Minister of Public Enterprises
- In office 21 March 2015 – 31 March 2022
- President: Hage Geingob
- Preceded by: position established
- Succeeded by: position abolished

Deputy Minister for Environment and Tourism
- In office 2005 – 19 January 2009
- President: Hifikepunye Pohamba

Deputy Minister for Local and Regional Government
- In office 2004–2005
- President: Sam Nujoma

Personal details
- Born: 18 February 1969 (age 57) Grootfontein, South West Africa (now Namibia)
- Party: SWAPO
- Alma mater: University of Stellenbosch
- Occupation: Archaeologist

= Leon Jooste =

Namibian politician and businessperson

Leon Jooste (born 18 February 1969 in Grootfontein, Otjozondjupa Region) is a Namibian politician and businessperson who served as Minister of Public Enterprises until 1 December 2022.

==Education and early life==
Jooste attended school at Paul Roos Gymnasium in Stellenbosch and at Abbott's College in Cape Town, both South Africa. In 1991 he graduated from Stellenbosch University with a BA in archaeology and anthropology. He is a professional helicopter pilot since 1993, and upon his return to Namibia became managing director of Eden Wildlife Trust, a tourism enterprise near Grootfontein.

==Political career==
A member of SWAPO, Jooste was appointed to replace Gerhard Tötemeyer in the National Assembly of Namibia in 2004. He had not been placed high enough on the SWAPO Party list in the 2004 general election to directly enter Parliament after the election. Jooste was appointed Deputy Minister for Local and Regional Government the same year.
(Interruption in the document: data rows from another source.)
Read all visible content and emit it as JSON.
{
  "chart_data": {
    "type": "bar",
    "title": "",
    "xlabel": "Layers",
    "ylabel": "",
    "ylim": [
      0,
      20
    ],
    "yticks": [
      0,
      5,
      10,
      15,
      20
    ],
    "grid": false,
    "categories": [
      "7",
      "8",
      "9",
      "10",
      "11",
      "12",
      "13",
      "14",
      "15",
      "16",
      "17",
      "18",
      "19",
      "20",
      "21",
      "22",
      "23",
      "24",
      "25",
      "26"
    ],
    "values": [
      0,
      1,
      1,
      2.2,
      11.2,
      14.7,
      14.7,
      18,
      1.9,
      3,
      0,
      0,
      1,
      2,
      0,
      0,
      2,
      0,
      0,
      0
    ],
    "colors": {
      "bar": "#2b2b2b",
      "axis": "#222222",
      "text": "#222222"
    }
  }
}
In 2005, he was shifted to the Environment and Tourism portfolio in Hifikepunye Pohamba's first cabinet, again as deputy minister.

Jooste resigned in late 2009 in order to take over the family business in Cape Town after the death of his father.

Under president Hage Geingob, Jooste was appointed as Minister of Public Enterprises in March 2015. Decisions under his reign were often controversial and unpopular and included the closures of state-owned Air Namibia and the Road Contractor's Company. In 2021 he suggested that the ministry he heads should be downgraded to a department within the Ministry of Finance, effectively abolishing his own ministerial position.

Jooste resigned as member of Parliament and cabinet minister on 31 March 2022. He had served in Parliament from 2004 to 2006, from 2015 till 2020, and from 2020 till 2022. He was replaced by Ephraim Nekongo (SWAPO), effectively on 9 May 2022.